Results: Two DRG-related clusters (C1 and C2) were identified based on the DEGs from single-cell sequencing data analysis. In comparison to C1, C2 exhibited significantly worse overall prognosis, along with lower expression levels of immune checkpoint genes (ICGs) and chemoradiotherapy sensitivity-related genes (CRSGs). Furthermore, C2 displayed a notable enrichment in metabolic pathways and cell cycle-associated mechanisms. C2 was also linked to the development and spread of tumors. We created a prognostic risk model known as the DRG score, which relies on the expression levels of five DRGs. Patients were categorized into high-risk and low-risk groups depending on their DRG score, with the former group being linked to a poorer prognosis and higher TMB score. Moreover, the DRG score displayed significant correlations with CRSGs, ICGs, the tumor immune dysfunction and exclusion (TIDE) score, and chemotherapeutic sensitivity. Subsequently, we identified a significant correlation between the DRG score and monocyte macrophages. Additionally, crucial DRGs were additionally validated using qRT-PCR.

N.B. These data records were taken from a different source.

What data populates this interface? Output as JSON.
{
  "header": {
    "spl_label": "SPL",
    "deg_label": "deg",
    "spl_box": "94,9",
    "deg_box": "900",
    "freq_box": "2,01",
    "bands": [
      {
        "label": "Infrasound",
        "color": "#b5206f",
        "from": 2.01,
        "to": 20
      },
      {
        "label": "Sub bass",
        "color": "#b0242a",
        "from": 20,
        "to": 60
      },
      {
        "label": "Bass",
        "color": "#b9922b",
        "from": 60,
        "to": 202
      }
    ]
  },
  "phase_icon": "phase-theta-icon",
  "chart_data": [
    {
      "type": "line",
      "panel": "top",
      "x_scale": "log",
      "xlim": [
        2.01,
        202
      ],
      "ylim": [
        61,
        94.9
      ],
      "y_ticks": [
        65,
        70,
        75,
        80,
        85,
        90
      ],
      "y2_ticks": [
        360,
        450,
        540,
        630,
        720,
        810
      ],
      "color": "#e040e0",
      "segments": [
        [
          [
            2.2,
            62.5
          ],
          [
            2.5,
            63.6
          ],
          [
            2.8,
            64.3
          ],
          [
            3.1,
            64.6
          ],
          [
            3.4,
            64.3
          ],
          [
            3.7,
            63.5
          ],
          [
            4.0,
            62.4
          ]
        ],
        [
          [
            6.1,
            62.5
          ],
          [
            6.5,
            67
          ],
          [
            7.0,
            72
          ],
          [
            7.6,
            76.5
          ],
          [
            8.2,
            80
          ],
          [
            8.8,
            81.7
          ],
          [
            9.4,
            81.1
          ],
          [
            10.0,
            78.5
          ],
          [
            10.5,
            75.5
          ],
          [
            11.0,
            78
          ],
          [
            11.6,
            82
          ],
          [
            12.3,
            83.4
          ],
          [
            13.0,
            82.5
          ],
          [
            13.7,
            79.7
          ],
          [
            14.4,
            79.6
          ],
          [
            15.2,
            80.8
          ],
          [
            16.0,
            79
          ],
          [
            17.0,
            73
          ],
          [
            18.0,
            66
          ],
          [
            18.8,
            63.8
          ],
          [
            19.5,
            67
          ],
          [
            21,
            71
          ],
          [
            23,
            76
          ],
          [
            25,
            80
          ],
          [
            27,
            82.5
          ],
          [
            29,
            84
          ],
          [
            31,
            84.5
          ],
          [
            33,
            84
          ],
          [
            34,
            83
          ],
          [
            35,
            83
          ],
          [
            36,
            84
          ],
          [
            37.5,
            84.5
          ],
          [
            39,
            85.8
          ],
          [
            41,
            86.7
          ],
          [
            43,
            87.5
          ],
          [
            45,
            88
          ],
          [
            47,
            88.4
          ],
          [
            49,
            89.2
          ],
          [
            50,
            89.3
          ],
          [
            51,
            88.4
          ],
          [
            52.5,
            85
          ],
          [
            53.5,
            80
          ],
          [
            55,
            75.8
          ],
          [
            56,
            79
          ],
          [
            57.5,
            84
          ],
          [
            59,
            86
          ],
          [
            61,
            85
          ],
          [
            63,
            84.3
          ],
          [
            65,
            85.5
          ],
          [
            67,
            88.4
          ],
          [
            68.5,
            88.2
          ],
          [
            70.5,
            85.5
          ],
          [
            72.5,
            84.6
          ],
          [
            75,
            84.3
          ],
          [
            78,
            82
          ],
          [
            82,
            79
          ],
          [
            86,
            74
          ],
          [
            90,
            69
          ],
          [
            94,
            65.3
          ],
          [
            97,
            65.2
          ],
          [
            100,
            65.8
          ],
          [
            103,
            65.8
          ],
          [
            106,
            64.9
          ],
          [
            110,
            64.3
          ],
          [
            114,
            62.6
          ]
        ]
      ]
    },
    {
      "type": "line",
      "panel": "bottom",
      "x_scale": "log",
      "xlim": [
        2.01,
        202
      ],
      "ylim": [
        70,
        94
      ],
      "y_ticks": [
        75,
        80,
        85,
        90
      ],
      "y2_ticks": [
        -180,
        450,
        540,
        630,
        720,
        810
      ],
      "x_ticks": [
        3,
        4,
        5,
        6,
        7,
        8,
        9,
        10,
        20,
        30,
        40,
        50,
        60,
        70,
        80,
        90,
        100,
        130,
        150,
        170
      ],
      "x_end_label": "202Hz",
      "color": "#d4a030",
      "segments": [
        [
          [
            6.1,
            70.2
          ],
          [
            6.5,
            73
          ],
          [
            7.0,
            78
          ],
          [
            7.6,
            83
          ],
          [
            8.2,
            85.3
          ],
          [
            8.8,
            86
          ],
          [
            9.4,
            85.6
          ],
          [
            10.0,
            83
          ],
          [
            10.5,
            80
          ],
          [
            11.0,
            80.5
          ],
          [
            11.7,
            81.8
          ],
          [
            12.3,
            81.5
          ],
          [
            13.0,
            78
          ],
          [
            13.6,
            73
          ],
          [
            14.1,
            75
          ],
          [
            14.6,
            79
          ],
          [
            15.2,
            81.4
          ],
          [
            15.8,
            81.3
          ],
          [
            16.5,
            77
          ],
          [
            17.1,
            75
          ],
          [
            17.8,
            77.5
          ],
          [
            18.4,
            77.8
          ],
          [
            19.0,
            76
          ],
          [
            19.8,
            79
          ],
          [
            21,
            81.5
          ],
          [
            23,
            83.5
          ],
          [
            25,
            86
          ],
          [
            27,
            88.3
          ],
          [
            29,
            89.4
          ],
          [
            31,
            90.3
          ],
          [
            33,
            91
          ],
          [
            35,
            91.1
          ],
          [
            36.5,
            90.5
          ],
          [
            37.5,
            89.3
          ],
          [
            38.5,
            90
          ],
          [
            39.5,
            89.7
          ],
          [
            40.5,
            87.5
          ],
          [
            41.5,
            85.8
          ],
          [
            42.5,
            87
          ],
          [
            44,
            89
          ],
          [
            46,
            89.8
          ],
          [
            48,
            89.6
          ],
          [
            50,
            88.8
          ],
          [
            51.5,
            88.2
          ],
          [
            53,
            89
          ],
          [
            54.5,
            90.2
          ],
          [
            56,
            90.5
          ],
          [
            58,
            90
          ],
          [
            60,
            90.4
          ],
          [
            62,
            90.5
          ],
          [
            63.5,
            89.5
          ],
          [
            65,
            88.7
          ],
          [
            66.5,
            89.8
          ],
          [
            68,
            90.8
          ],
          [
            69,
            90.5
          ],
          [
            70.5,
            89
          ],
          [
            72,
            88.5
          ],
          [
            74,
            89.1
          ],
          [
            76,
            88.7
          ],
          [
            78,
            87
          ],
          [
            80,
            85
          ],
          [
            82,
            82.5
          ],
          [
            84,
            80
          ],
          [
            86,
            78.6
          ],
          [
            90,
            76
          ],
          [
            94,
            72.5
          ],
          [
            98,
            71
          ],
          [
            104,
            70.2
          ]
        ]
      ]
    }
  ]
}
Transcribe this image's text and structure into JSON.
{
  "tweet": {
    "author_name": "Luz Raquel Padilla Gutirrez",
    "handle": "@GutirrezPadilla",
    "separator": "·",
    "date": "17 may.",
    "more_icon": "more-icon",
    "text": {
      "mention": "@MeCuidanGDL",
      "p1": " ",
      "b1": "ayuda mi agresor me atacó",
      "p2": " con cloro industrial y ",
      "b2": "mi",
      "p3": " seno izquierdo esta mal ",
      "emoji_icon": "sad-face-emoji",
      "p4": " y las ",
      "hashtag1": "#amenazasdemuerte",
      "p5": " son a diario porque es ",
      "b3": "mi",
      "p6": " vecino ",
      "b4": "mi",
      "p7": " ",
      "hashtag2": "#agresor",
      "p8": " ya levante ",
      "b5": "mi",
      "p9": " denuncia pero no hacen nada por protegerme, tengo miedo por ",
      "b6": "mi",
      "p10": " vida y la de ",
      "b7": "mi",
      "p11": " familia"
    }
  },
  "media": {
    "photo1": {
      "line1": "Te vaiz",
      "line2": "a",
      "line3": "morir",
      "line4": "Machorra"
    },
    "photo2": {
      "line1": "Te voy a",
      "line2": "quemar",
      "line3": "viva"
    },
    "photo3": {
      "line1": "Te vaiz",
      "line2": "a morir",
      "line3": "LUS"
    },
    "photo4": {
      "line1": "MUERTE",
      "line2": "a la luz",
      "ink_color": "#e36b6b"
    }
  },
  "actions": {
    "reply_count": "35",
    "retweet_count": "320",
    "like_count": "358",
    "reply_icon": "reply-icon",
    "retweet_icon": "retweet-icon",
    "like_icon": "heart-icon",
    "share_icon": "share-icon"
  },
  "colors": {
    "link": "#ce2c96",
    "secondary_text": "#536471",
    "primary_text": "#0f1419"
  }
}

Conclusions: Our new DRG score can predict the immune landscape and prognosis of LUAD, serving as a reference for immunotherapy and chemotherapy.
Abbreviations
GEO: Gene Expression Omnibus; TCGA: The Cancer Genome Atlas; LUAD: lung adenocarcinoma; TME: tumor microenvironment; DRGs: disulfidoptosis-related genes; ICGs: immune checkpoint genes; CRSGs: chemoradiotherapy sensitivity-related genes; TIDE: tumor immune dysfunction and exclusion; PCA: principal component analysis; OS: overall survival; GSVA: Gene Set Variation Analysis; GSEA: Gene Set Enrichment Analysis; DEGs: differentially expressed genes; GO: Gene Ontology; KEGG: Kyoto Encyclopedia of Genes and Genomes; LASSO: least absolute shrinkage and selection operator; ROC: receiver operating characteristic; AUC: area under the curve; DCA: decision curve analysis; GTEx: Genotype-Tissue Expression; HPA: Human Protein Atlas; IHC: immunohistochemistry.